A professional golf long driver appears to have had has his Twitter account hacked to spread the latest Elon Musk bitcoin scam.
A scammer took control of Callaway Golf long driver Will Hogue’s verified Twitter account and changed the name and profile picture to match that of Tesla CEO Elon Musk.
Replying to a tweet by the real Elon Musk, in which he declared his love for ramen, the scammer offered a surprise to those that visited the site spacex.gift.
The page copies the appearance of online publishing platform Medium and offers a link where it claims users can get free Bitcoin and another to free Ethereum.
Visitors are asked to “verify” their address by sending cryptocurrency to a Bitcoin or Ethereum wallet. The scammer promises to send back ten times that amount.
As if the warning bells were not already enough, it promises a customised Tesla 3 to those sending 6 BTC or 40 ETH, complete with free delivery.

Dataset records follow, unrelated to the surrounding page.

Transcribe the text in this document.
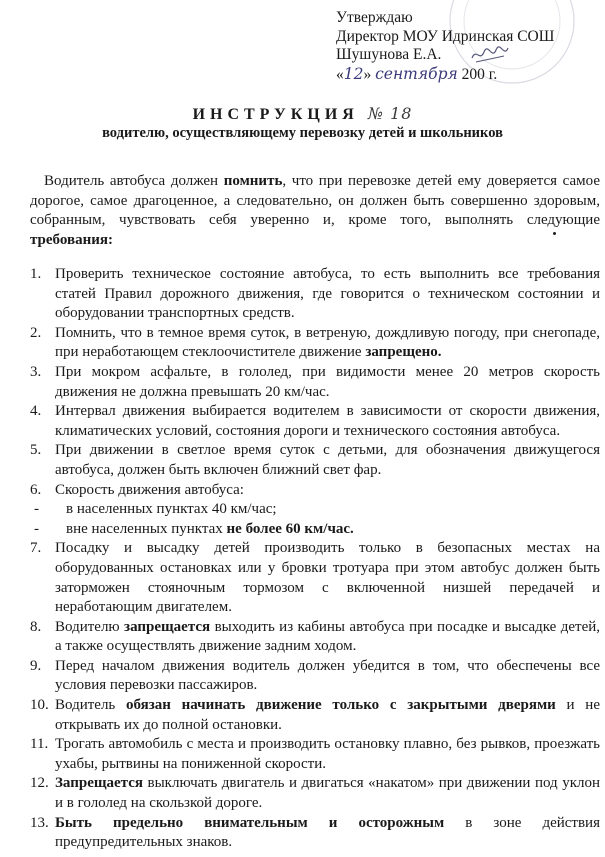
Утверждаю
Директор МОУ Идринская СОШ
Шушунова Е.А.
«12» сентября 200 г.
ИНСТРУКЦИЯ № 18
водителю, осуществляющему перевозку детей и школьников
Водитель автобуса должен помнить, что при перевозке детей ему доверяется самое дорогое, самое драгоценное, а следовательно, он должен быть совершенно здоровым, собранным, чувствовать себя уверенно и, кроме того, выполнять следующие требования:
1. Проверить техническое состояние автобуса, то есть выполнить все требования статей Правил дорожного движения, где говорится о техническом состоянии и оборудовании транспортных средств.
2. Помнить, что в темное время суток, в ветреную, дождливую погоду, при снегопаде, при неработающем стеклоочистителе движение запрещено.
3. При мокром асфальте, в гололед, при видимости менее 20 метров скорость движения не должна превышать 20 км/час.
4. Интервал движения выбирается водителем в зависимости от скорости движения, климатических условий, состояния дороги и технического состояния автобуса.
5. При движении в светлое время суток с детьми, для обозначения движущегося автобуса, должен быть включен ближний свет фар.
6. Скорость движения автобуса:
-	в населенных пунктах 40 км/час;
-	вне населенных пунктах не более 60 км/час.
7. Посадку и высадку детей производить только в безопасных местах на оборудованных остановках или у бровки тротуара при этом автобус должен быть заторможен стояночным тормозом с включенной низшей передачей и неработающим двигателем.
8. Водителю запрещается выходить из кабины автобуса при посадке и высадке детей, а также осуществлять движение задним ходом.
9. Перед началом движения водитель должен убедится в том, что обеспечены все условия перевозки пассажиров.
10. Водитель обязан начинать движение только с закрытыми дверями и не открывать их до полной остановки.
11. Трогать автомобиль с места и производить остановку плавно, без рывков, проезжать ухабы, рытвины на пониженной скорости.
12. Запрещается выключать двигатель и двигаться «накатом» при движении под уклон и в гололед на скользкой дороге.
13. Быть предельно внимательным и осторожным в зоне действия предупредительных знаков.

Verdict looked at the transactions going into the Ethereum account and the Bitcoin account. Fortunately, only a handful of people fell for the scam with amounts of around $30.
Elon Musk Bitcoin scammer is probably a copycat
Elon Musk Bitcoin scams have been popping up on Twitter since February this year. In November, scammers took control of the Twitter accounts of Pathe Films, Pantheon Books and Matalan promoting a similar scam, making off with tens of thousands of dollars.
However, this scam has all the hallmarks of a copycat. Verdict inspected spacex.gift’s site code and it appears that the scammer created a page on Medium with a post by a profile named @eIolmmusk. The scammer then lifted the site code before it was suspended and reused it on spacex.gift with a canonical URL to give it an air of credibility.
The Elon Musk Bitcoin scammer also imitated real Medium users with links to their real profiles and attributed fake comments promoting the scam.
According to website directory WhoIs, spacex.gift was registered on the 6/11/18 and spacex.gives a day later. Both are registered in Panama but all personal information is redacted.
SpaceX.gives, the domain offering details of the scammer’s BTC and ETH wallets, gives the illusion of people sending Bitcoin to the account every few minutes. But an inspection of the site’s code shows the table is made up of hard-coded fictional data built to run on a loop.
Notably, this scam did not target a Twitter account with a large number of followers. Previous scams have also filled the compromised account with SpaceX or Tesla tweets to further convince users checking the profile. This one did not.
Verdict compared the Bitcoin wallet address from the previous Pathe films/Musk scam and found that they were two different wallets. This lends more weight to the copycat profile, but doesn’t rule out the original scammer/scammers having multiple crypto wallets.
The code for the .gives site also appears to have been created for use on May 25, suggesting that someone has copied and re-uploaded it.
All of these factors suggest a relatively low level of technical skill and indicate a copycat.